O Evangelho nos coloca numa cena de casamento, imagem do desejo de Deus de unir-se a cada ser humano e de lhe conceder a verdadeira alegria, simbolizada pelo vinho (cf. Os 2,21-22). Acontece que, durante a festa de casamento, o vinho veio a faltar. Na prática, isto pode significar o desgaste provocado pela rotina; o descuido com as coisas pequenas; os ressentimentos acumulados, guardados e não enfrentados; as expectativas excessivas e idealizadas em relação ao outro...
Maria intercede junto a Jesus, mas ele a coloca no seu lugar: “Minha hora ainda não chegou” (Jo 2,4). A hora de Jesus derramar o sangue da nova e eterna aliança entre o Pai e a humanidade será a hora da cruz. Mas Maria, com a sua intercessão, antecipa esta hora, aconselhando aos servos: “Fazei o que ele vos disser” (Jo 2,5). Se não há alegria em nós, se o vinho acabou, precisamos nos perguntar: Estamos vivendo a nossa vida segundo o que Jesus nos diz no Evangelho? Jesus nos manda encher as talhas de água, isto é, cuidar daquilo que caiu no descuido, voltar a encher aquilo que se esvaziou, tendo a certeza de que o vinho melhor, a alegria maior, sempre poderá nascer depois de uma crise ou de um sério desgaste. 

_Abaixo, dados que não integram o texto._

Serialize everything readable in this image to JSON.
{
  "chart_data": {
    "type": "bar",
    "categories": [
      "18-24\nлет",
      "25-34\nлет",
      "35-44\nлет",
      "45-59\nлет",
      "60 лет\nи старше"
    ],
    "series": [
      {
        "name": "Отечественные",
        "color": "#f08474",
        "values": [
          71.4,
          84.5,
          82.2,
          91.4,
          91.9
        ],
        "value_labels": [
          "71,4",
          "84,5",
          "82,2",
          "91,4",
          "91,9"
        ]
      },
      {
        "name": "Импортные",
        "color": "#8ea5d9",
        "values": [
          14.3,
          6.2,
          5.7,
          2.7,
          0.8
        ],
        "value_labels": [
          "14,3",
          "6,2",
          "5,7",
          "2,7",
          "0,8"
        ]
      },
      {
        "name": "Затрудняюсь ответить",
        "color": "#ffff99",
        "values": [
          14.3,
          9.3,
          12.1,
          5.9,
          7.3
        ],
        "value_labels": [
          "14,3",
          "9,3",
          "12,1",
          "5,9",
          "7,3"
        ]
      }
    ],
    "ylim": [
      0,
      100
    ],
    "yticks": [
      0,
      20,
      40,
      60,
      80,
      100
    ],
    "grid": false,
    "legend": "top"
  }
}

Por fim, a liturgia de hoje nos convida a pensar o lugar da mulher na Igreja. Duas palavras do Papa Francisco podem nos ajudar: “A família atravessa uma crise cultural profunda... O matrimônio tende a ser visto como mera forma de gratificação afetiva...” (EG 66). “Ainda é preciso ampliar os espaços para uma presença feminina mais incisiva na Igreja... nos vários lugares onde se tomam as decisões importantes...” (EG 103).